Lynn Hershman Leeson (b. 1941) is a multimedia American artist and filmmaker based in San Francisco, California. Her work combines art with social commentary, particularly on the relationship between people and technology. Leeson is a pioneer in new media, and her work with technology and in media-based practices helped legitimize digital art forms. Her interests include feminism, race, surveillance, and artificial intelligence and identity theft through algorithms and data tracking. She has been referred to as a "new media pioneer" for the prescient incorporation of new science and technologies in her work.

Alexandra Navratil lives and works in Zurich and Amsterdam.
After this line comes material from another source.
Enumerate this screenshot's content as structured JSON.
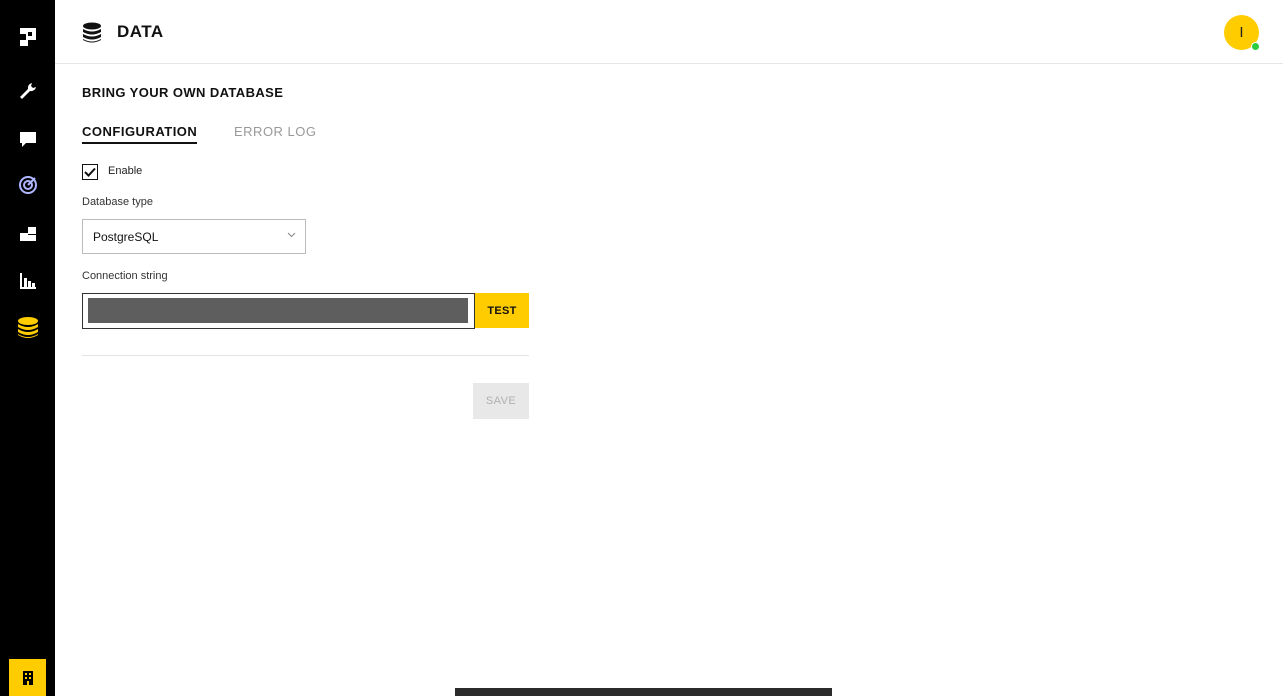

Her work has been shown in solo exhibitions at the SMBA Stedelijk Museum Bureau Amsterdam, Kunstmuseum Winterthur, Dan Gunn Berlin, CCS Centre Culturel Suisse Paris, BolteLang Zurich and in groupshows at the ICA Philadelphia and the MUSAC, Spain amongst other venues.

Rachel Pimm (they/ them/ theirs) is a research-based artist searching for the origin of things, telling material stories, looking for the political - the feminist, queer, sick, and de-colonial - in the animal, vegetable, and
mineral. Their work is often collaborative and has been presented with the Serpentine Gallery, Whitechapel Gallery, and Royal Academy in London, and art centres in the US and around Europe. Rachel is Associate
Lecturer at Camberwell College, UAL.

Lori E. Allen (b. 1975, St. Louis, MI) is a sound artist and experimental composer working with sound, text, video and sculpture to understand materiality of thought as it morphs in no particular order into belief systems, social anxiety, competition, closed circuits, and the loss or assertion of self.